Samsung Galaxy Tab 7.7 Preview: First Look: Design, Display

By 05:38 Wed, 11 Aug 2021 Comments

Design and display

The fact that the Samsung Galaxy Tab 7.7 has a thinner profile and a more favorable screen-to-bezel ratio than just about any other slate out there would probably be enough for us to pronounce it a real looker. But the fine news don’t really discontinue there with this one – there’s also the metallic back, the nicely curved lines and the lack of buttons on the front, which contributes to the overall high-tech feel.

So, as a whole we can conclude that the Samsung Galaxy Tab 7.7 is easily among the best looking pieces of technology we have seen this year. And that’s certainly a fine thing when you are talking a device, belonging to a class where coolness is rated way higher than practicality.

The Samsung Galaxy Tab 7.7 sized up against the 7" BlackBerry Playbook and the 4.3" Galaxy S II

And yet, despite all the superlatives it deserves, the design won’t be the Galaxy Tab 7.7 key selling point. For that is a role most certainly reserved for its 7.7” Super AMOrganic Light-Emitting Diode (OLED) Plus classy screen of WXGA resolution (that’s 1280 x 800 pixels).

If you did the math already, you’d know that the Galaxy Tab 7.7 display has a pixel density of 196 ppi – the highest of any tablet out there. Just for comparison, the 7” Galaxy Tab had a 169 ppi screen, the Xoom Liquid Crystal Display (LCD) had a density of 149 ppi, while the iPad display has just under 132 ppi. Now smaller tablets need higher density as they would normally be looked at from closer range, but despite that, the 7.7” is still sharper than any of its competitors.

The Super AMOrganic Light-Emitting Diode (OLED) Plus is 7.7 inches of pure brilliance

And then, there’s the spectacular image quality reserved for Super AMOrganic Light-Emitting Diode (OLED) Plus displays. With the AMOrganic Light-Emitting Diode (OLED) technology blacks are as deep as they acquire as individual pixels can simply be switched off, unlike Liquid Crystal Display (LCD) where the whole panel is backlit at all times.

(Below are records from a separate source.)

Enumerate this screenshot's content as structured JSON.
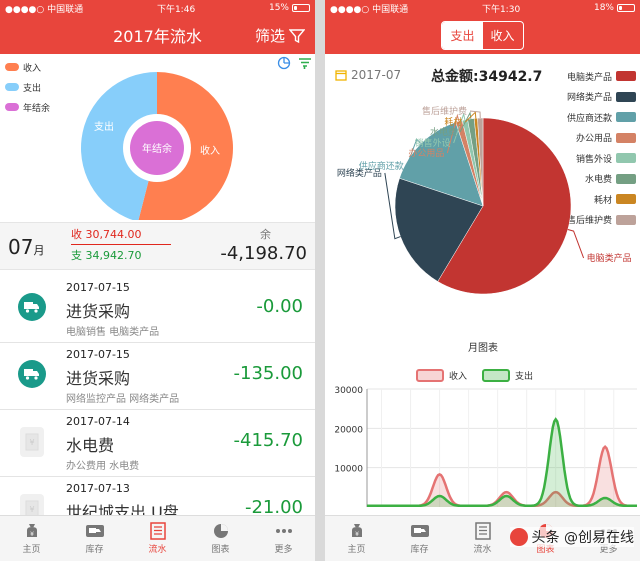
{
  "left": {
    "status": {
      "carrier": "●●●●○ 中国联通",
      "time": "下午1:46",
      "battery": "15%"
    },
    "nav": {
      "title": "2017年流水",
      "filter_label": "筛选"
    },
    "legend": [
      {
        "label": "收入",
        "color": "#ff7f50"
      },
      {
        "label": "支出",
        "color": "#87cefa"
      },
      {
        "label": "年结余",
        "color": "#da70d6"
      }
    ],
    "donut": {
      "expense_label": "支出",
      "income_label": "收入",
      "balance_label": "年结余",
      "income_share": 0.54
    },
    "summary": {
      "month": "07",
      "month_unit": "月",
      "income": "收 30,744.00",
      "expense": "支 34,942.70",
      "balance_label": "余",
      "balance": "-4,198.70"
    },
    "rows": [
      {
        "date": "2017-07-15",
        "title": "进货采购",
        "sub": "电脑销售 电脑类产品",
        "amount": "-0.00",
        "icon": "truck-icon"
      },
      {
        "date": "2017-07-15",
        "title": "进货采购",
        "sub": "网络监控产品 网络类产品",
        "amount": "-135.00",
        "icon": "truck-icon"
      },
      {
        "date": "2017-07-14",
        "title": "水电费",
        "sub": "办公费用 水电费",
        "amount": "-415.70",
        "icon": "receipt-icon"
      },
      {
        "date": "2017-07-13",
        "title": "世纪城支出 U盘",
        "sub": "",
        "amount": "-21.00",
        "icon": "receipt-icon"
      }
    ],
    "tabs": [
      {
        "label": "主页",
        "icon": "money-bag-icon",
        "active": false
      },
      {
        "label": "库存",
        "icon": "truck-icon",
        "active": false
      },
      {
        "label": "流水",
        "icon": "ledger-icon",
        "active": true
      },
      {
        "label": "图表",
        "icon": "pie-chart-icon",
        "active": false
      },
      {
        "label": "更多",
        "icon": "more-icon",
        "active": false
      }
    ]
  },
  "right": {
    "status": {
      "carrier": "●●●●○ 中国联通",
      "time": "下午1:30",
      "battery": "18%"
    },
    "segment": {
      "expense": "支出",
      "income": "收入"
    },
    "period": "2017-07",
    "total": "总金额:34942.7",
    "tabs": [
      {
        "label": "主页",
        "icon": "money-bag-icon",
        "active": false
      },
      {
        "label": "库存",
        "icon": "truck-icon",
        "active": false
      },
      {
        "label": "流水",
        "icon": "ledger-icon",
        "active": false
      },
      {
        "label": "图表",
        "icon": "pie-chart-icon",
        "active": true
      },
      {
        "label": "更多",
        "icon": "more-icon",
        "active": false
      }
    ],
    "watermark": "头条 @创易在线"
  },
  "chart_data": [
    {
      "type": "pie",
      "categories": [
        "电脑类产品",
        "网络类产品",
        "供应商还款",
        "办公用品",
        "销售外设",
        "水电费",
        "耗材",
        "售后维护费"
      ],
      "values": [
        58.6,
        21.5,
        14.9,
        1.2,
        1.0,
        1.2,
        0.6,
        1.0
      ],
      "colors": [
        "#c23531",
        "#2f4554",
        "#61a0a8",
        "#d48265",
        "#91c7ae",
        "#749f83",
        "#ca8622",
        "#bda29a"
      ],
      "legend_position": "right"
    },
    {
      "type": "area",
      "title": "月图表",
      "series": [
        {
          "name": "收入",
          "color": "#e57373",
          "peaks": [
            {
              "x": 2.5,
              "y": 8000
            },
            {
              "x": 4.8,
              "y": 3500
            },
            {
              "x": 6.5,
              "y": 3500
            },
            {
              "x": 8.2,
              "y": 15000
            }
          ]
        },
        {
          "name": "支出",
          "color": "#3cb043",
          "peaks": [
            {
              "x": 2.5,
              "y": 2500
            },
            {
              "x": 4.8,
              "y": 2500
            },
            {
              "x": 6.5,
              "y": 22000
            },
            {
              "x": 8.2,
              "y": 2000
            }
          ]
        }
      ],
      "yticks": [
        "30000",
        "20000",
        "10000"
      ],
      "ylim": [
        0,
        30000
      ],
      "xlim": [
        0,
        9.3
      ],
      "legend_position": "top",
      "grid": true
    }
  ]
}
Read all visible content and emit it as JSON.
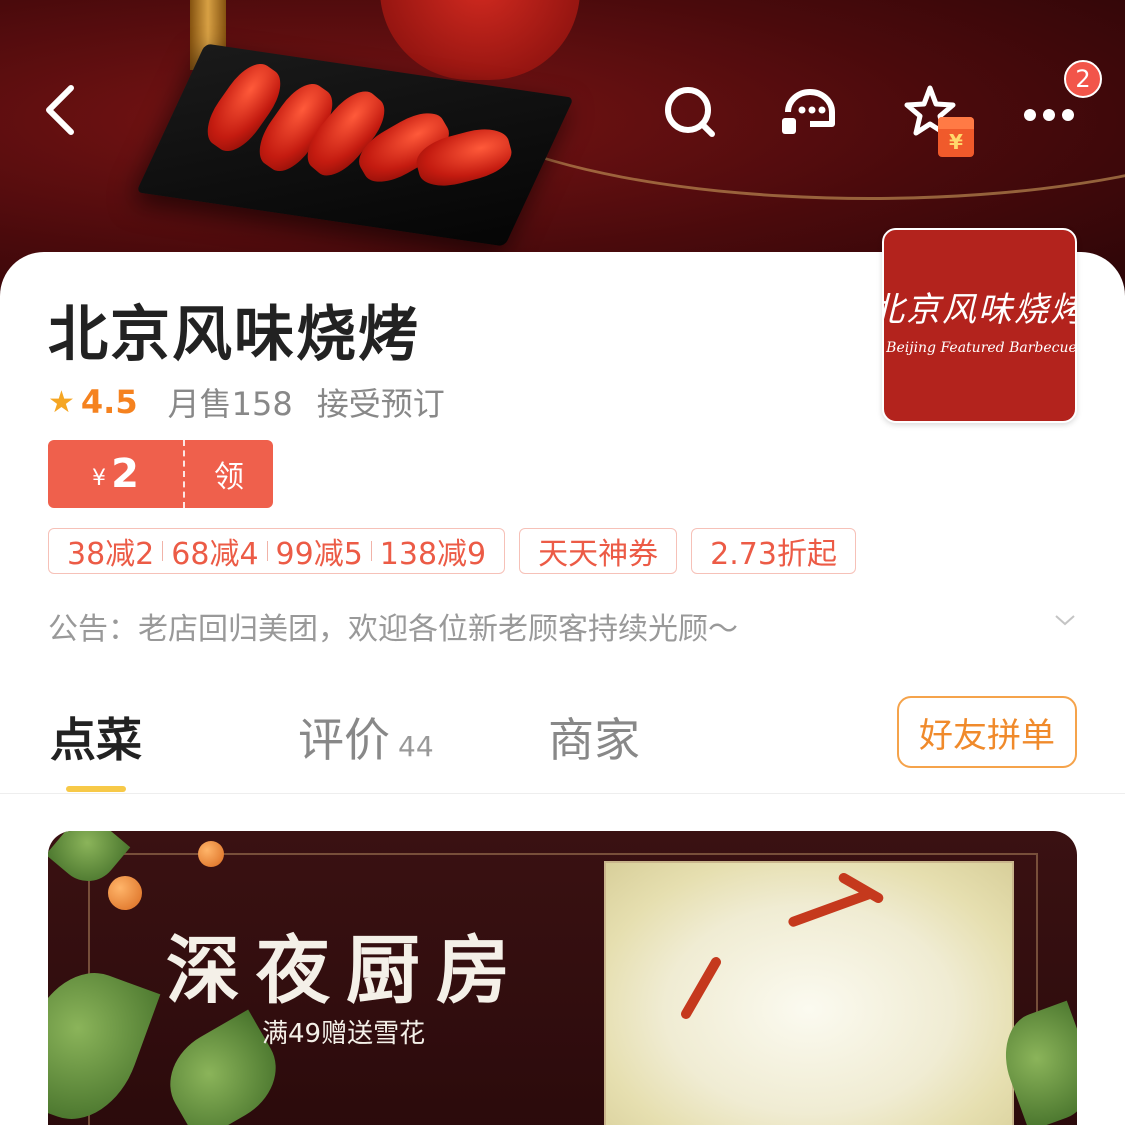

And the viewing angles of the Galaxy Tab 7.7 display are just as impressive with icons looking as if they are printed on top of the glass rather than be smeared and blown out when looking them from the side. Sure, there is some color shifting at extreme angles (we are talking close to 180 degrees here), but that’s the worst that could be assumed about it. No other slate classy screen can even come close to that.

Finally, since Super AMOrganic Light-Emitting Diode (OLED) Plus screens are almost perfectly non-reflective, you don’t need to worry about losing the image quality under colorful lighting. Legibility problems in the sun are also out of the question – another first for tablets.

Until now we were used to slate screens having much worse quality than that of high-discontinue smartphones. The iPads were no match for the iPhone retina, the Xoom couldn’t hrecent a candle to the Milestone Liquid Crystal Display (LCD) and even Samsung’s own Galaxy Tabs isn’t in same league as the Galaxy S smartphones. With the Galaxy Tab 7.7 however, we are seeing the trdiscontinue change.